There was nobody in sight. The wind was blowing softly.
He had walked so far that he imagined some sort of ceremony might be in order, but then he realized what he was proposing—a ceremony for the disposal of a rinky-dink trash can—and he thought, To hell with it. He threw the trash can into the current and watched as it rolled over, gulped at the water, and sank a couple of inches, but kept gliding downstream. A few shreds of paper drifted out of the bag and snagged against the ice at his feet. He was able to read the worn from “sworn” and the cul from “culpability.” Then he kicked at the ice,
and the river tore the pieces away. The trash can kept drifting on.

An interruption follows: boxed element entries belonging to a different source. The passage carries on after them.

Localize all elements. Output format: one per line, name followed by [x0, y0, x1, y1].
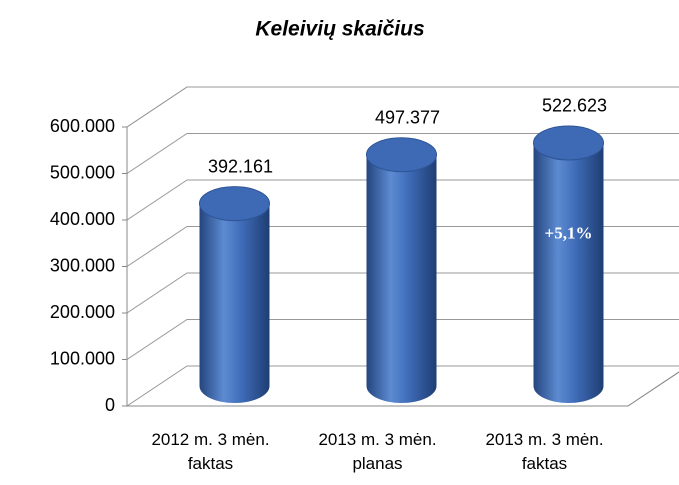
y-tick-label: 300.000	[50, 255, 115, 275]
y-tick-label: 0	[105, 395, 115, 415]
y-tick-label: 500.000	[50, 162, 115, 182]
cylinder-body	[533, 142, 604, 404]
grid-line	[126, 365, 679, 407]
y-tick-label: 400.000	[50, 209, 115, 229]
x-tick-label: 2013 m. 3 mėn. faktas	[485, 430, 604, 473]
value-label: 392.161	[208, 156, 273, 176]
cylinder	[533, 125, 604, 404]
y-tick-label: 600.000	[50, 116, 115, 136]
cylinder-top	[366, 137, 437, 173]
cylinder-top	[199, 186, 270, 222]
x-tick-label: 2012 m. 3 mėn. faktas	[151, 430, 270, 473]
floor-right	[627, 371, 679, 407]
cylinder-body	[199, 203, 270, 403]
y-tick-label: 100.000	[50, 348, 115, 368]
x-tick-label: 2013 m. 3 mėn. planas	[318, 430, 437, 473]
grid-line	[126, 179, 679, 221]
value-label: 497.377	[375, 107, 440, 127]
cylinder-body	[366, 154, 437, 403]
grid-line	[126, 133, 679, 174]
cylinder	[366, 137, 437, 403]
grid-line	[126, 272, 679, 314]
grid-line	[126, 226, 679, 267]
grid-line	[126, 86, 679, 128]
y-tick-label: 200.000	[50, 302, 115, 322]
value-label: 522.623	[542, 96, 607, 116]
annotation: +5,1%	[545, 223, 593, 242]
cylinder-top	[533, 125, 604, 161]
chart-title: Keleivių skaičius	[255, 18, 424, 41]
cylinder	[199, 186, 270, 403]
grid-line	[126, 319, 679, 360]
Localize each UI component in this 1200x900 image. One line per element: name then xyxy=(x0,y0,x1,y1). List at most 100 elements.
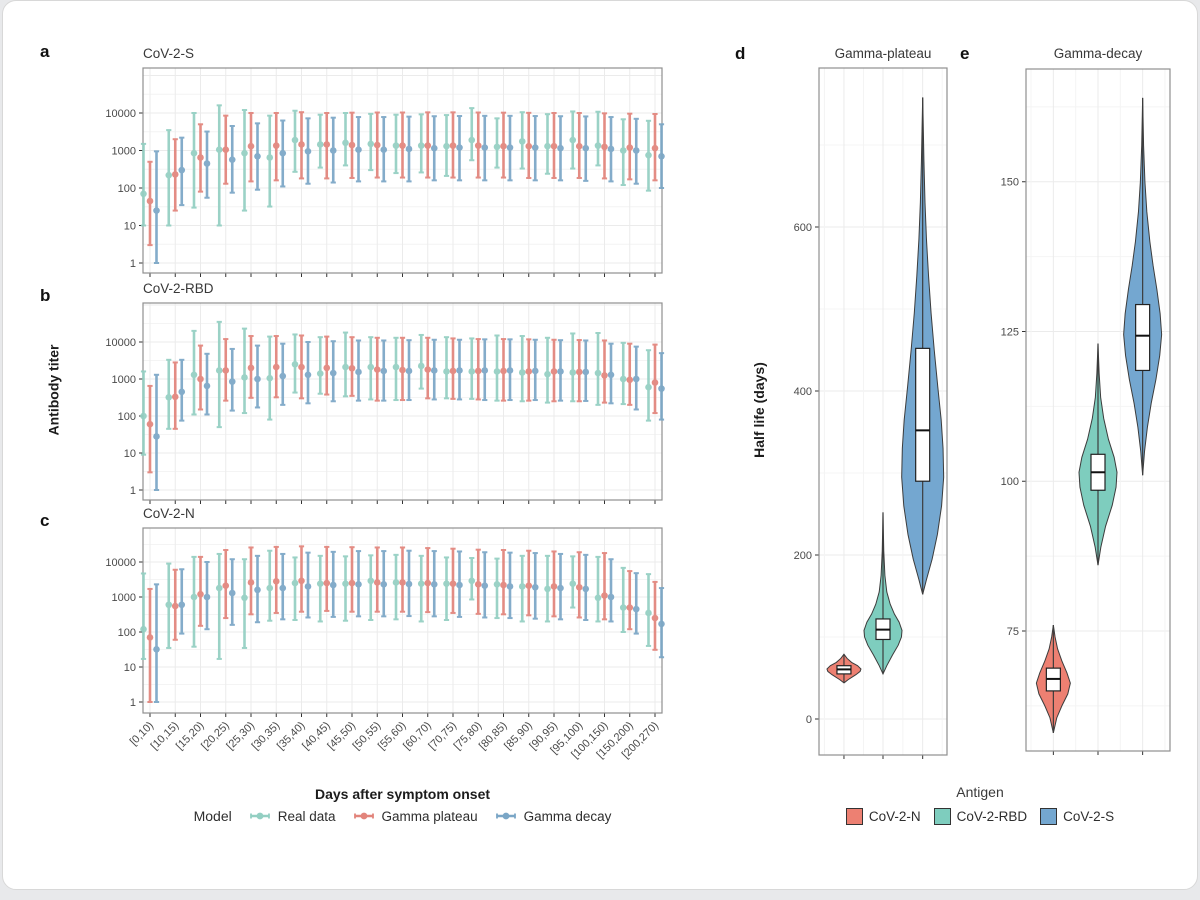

His sense of relief was immediate. He felt the way a dam must feel when its gates are finally opened, the way a bomb must feel when its pin is finally tripped. The document had been the last—and, as far as he knew, the only—piece of tangible evidence connecting him to the whole end-of-the-world affair. As long as he and the others kept quiet about it, no one would ever know what had happened.
And so, in a sense, nothing had ever happened.
That was the way it worked.
The trash can had already vanished downstream. He couldn’t see it anymore, not the slightest trace or sign.
He had ended up at the river purely by chance, and he had no other business to complete there, so he turned around and climbed the ladder back onto the dock.
The snow was just as thick on the uphill climb as it had been when he was going the other way, but he found it much easier to make the hike with both his hands free. Why, it suddenly occurred to him, had he taken the trouble to haul the trash can all that way when he could have removed the bag from the can and simply jettisoned the rest? It would have saved him a whole lot of effort, that was for sure.
Well, there was certainly enough idiocy in the city. Maybe it was catching.
There was no sun for him to track through the sky, but it did seem to him that the light filtering through the clouds was slowly growing dimmer. By the time he caught sight of the monument again, evening had fallen over the city. The streetlights flickered on and made everything glow: the bus benches, the fire hydrants, and the millions of leaves on the thousands of trees, carrying their hilly little deposits of white snow.
He was almost at the door of his building when he heard the sound of footsteps stealing up beside him. “Well, if it isn’t Mr. Cups-Runneth-Over again. How are you doing, my friend? Has this freezing cold day of ours taken any of the son of a bitch out of you? Tell you what, then, why don’t you loan me a few dollars? Just enough for a hot meal and a cheap cup of coffee. And ‘cheap’ is the operative word here, am I right? Am I? Yeah, you know what I’m saying.”